Understanding Critical Social Justice doctrine is essential to being able to defend against wokecraft for at least three reasons. The first is that the key axioms of the creed inform and help explain the strategies that are adopted to entrench and propagate it. The second is to help readers appreciate that while Wokeism appears to represent a bewildering number of different movements, the “movements” are all fundamentally rooted in a few axioms. Understanding the axioms therefore helps not only to demystify one particular movement, but all of them. Third, it is essential to prepare would-be dissidents to be able to respond to it.

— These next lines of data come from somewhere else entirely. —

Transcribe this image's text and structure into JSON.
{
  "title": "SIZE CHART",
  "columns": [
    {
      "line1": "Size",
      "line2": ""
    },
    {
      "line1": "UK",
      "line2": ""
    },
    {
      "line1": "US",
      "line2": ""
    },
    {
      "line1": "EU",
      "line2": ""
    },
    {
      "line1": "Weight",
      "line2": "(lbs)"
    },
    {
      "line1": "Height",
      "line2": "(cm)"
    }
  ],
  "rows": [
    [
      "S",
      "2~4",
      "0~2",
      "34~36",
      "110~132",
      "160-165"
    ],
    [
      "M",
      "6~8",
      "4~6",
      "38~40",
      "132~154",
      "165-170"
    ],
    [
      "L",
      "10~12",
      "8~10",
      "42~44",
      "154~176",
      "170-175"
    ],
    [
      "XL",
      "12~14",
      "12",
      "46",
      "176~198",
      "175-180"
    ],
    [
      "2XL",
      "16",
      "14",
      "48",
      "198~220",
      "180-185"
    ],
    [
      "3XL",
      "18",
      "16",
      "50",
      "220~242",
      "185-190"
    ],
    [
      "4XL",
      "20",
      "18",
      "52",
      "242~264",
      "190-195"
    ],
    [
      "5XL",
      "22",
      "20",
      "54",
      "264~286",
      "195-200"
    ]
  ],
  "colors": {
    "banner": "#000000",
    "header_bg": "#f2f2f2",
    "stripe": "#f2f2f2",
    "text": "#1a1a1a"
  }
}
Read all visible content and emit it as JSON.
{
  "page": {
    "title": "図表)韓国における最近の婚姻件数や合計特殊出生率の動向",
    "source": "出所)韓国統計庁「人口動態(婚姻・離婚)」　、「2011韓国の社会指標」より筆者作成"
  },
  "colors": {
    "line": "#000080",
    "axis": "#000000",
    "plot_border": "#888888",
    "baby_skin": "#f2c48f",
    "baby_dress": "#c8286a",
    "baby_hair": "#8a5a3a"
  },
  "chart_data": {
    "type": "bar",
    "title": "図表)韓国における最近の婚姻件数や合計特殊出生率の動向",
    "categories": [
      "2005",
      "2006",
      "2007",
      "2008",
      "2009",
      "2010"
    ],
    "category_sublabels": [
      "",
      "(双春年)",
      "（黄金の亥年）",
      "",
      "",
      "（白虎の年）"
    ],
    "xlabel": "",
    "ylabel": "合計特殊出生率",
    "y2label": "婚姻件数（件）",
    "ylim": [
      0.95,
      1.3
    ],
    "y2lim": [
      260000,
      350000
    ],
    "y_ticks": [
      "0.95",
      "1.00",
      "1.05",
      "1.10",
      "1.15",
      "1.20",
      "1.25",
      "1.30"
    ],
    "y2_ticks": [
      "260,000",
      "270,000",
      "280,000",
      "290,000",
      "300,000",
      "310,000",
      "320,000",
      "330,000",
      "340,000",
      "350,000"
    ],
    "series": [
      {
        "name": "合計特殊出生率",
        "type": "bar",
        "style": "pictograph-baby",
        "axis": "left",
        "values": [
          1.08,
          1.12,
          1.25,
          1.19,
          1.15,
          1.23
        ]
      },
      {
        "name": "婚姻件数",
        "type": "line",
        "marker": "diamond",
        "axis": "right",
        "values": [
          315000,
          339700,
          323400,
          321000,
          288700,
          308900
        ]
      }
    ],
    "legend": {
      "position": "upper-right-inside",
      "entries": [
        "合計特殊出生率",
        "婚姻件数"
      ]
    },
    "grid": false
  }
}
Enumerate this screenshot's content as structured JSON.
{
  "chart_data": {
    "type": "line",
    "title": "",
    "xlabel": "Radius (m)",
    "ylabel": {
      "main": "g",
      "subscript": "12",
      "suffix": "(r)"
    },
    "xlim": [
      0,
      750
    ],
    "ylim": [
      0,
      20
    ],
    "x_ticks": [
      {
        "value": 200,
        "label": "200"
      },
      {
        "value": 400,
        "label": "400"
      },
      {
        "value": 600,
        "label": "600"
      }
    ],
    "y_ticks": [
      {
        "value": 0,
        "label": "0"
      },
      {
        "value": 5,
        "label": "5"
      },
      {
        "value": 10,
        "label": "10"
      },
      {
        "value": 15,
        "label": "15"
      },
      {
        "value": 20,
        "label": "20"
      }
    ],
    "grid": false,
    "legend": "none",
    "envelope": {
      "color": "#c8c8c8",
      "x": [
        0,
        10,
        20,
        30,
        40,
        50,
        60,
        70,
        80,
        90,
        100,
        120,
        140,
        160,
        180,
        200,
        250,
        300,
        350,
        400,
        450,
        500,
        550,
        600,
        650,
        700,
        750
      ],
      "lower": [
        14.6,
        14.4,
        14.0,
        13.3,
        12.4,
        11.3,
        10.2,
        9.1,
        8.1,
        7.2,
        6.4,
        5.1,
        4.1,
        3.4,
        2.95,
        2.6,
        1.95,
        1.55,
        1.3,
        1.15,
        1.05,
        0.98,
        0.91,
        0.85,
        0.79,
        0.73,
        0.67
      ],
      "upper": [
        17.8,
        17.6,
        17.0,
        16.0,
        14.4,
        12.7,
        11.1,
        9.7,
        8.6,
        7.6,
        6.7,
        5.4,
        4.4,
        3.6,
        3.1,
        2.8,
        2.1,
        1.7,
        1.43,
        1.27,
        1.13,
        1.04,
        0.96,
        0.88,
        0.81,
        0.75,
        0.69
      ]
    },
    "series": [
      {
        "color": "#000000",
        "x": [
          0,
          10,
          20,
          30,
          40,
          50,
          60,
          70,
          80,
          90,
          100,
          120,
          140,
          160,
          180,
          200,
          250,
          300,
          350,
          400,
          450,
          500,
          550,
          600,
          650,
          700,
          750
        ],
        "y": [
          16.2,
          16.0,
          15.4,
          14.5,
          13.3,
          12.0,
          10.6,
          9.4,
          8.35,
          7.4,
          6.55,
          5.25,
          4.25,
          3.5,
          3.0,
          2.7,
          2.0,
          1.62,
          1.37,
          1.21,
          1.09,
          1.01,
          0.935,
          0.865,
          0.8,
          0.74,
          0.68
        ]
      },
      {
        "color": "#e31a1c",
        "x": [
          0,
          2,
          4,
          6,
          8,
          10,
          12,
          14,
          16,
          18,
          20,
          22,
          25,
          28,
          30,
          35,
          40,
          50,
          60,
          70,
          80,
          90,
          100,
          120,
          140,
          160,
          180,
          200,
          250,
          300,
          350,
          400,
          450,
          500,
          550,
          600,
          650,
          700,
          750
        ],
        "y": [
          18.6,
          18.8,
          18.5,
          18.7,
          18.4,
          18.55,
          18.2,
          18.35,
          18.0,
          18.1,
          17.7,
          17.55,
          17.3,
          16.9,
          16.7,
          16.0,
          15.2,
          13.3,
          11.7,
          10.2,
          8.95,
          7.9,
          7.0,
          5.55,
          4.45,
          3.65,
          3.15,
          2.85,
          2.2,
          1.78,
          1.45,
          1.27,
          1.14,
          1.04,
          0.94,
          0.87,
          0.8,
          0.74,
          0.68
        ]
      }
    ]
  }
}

The Woke political project needs to be understood since there is so much confusion around what the goal of the movement is. There are many reasons for this including the fact that so many advocates seem well-meaning, that its goals are intentionally obfuscated, and that many common words are confusingly re-appropriated to serve the Woke cause. In a nutshell, the Woke political project can be summarized as equity: the retributive redistribution of resources according to identity. The flow of the desired redistribution is from oppressor to oppressed identities, where identities are defined by skin color, primary sexual characteristics, sexual orientation, etc.